The purpose of appointing an insolvency practitioner is to take control of an organization and to carry out the wishes of the Insolvency Practitioner. For instance, the ILS creates an order under sections 4(5) and 5(5) of the Insolvency Act. The order states that an Insolvency Practitioner has to take over the management and administration of an insolvent company and that the Insolvency Practitioner must carry out his duties under the order. Normally, an ILS authorizes three kinds of management and administration: members’ voluntary liquidation, creditors’ voluntary liquidation, and compulsory liquidation.
Members Voluntary Liquidation: This type of arrangement involves a company voluntary arrangement between a creditor and an Insolvency Practitioner. Under this agreement, the Insolvency Practitioner and the creditor agree that they will jointly manage the debts of the company and that the Insolvency Practitioner will report to the creditor on behalf of the Insolvency Practitioner. Members Voluntary Liquidation requires that the company make an application to the Insolvency Practitioner for inclusion in the liquidation register. Once in the register, the Insolvency Practitioner can commence liquidation. However, the Insolvency Practitioner may also choose to declare the company bankrupt instead of going through a member’s voluntary liquidation.
Creditors’ Voluntary Liquidation: Under a creditor’s Voluntary Liquidation, the Insolvency Practitioner appoints a trustee to oversee the liquidation of the creditors’ assets. An Insolvency Practitioner can either be a member or a registered insolvency practitioner. The trustee will manage the distribution of assets amongst the creditors. When a creditor Voluntary Liquidation is undertaken, the trustee becomes the receiver of all outstanding debts of the company. Insolvency Practitioners cannot appoint their own receivers.
Both members Voluntary and creditors’ Voluntary Liquidation differ in that the insolvency practitioners have wider access to the assets of the company under both agreements. Insolvency Practitioners are also permitted to carry out their own investigations as regards the solvency of the company. Another difference between a member’s voluntary liquidation and an IP is that neither agreement requires the Insolvency Practitioner to carry out any investigation of the solvency of the company. Members’ voluntary liquidation requires that the Insolvency Practitioner carry out an investigation prior to the making of any decision to engage the services of a self-regulating insolvency practitioner.

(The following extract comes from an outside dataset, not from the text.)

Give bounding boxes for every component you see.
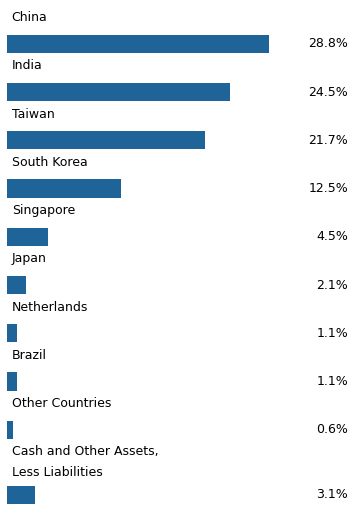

As a Solihull Insolvency Practitioners one will be called upon by the administrator to provide his/her professional advice and assistance to the Insolvency Practitioner. The duty of the Insolvency Practitioner is to assist the company to make the best possible arrangements for its best interests under the Insolvency Act 2021. In order to do this the Insolvency Practitioner must take all actions in relation to the assets of the company very seriously.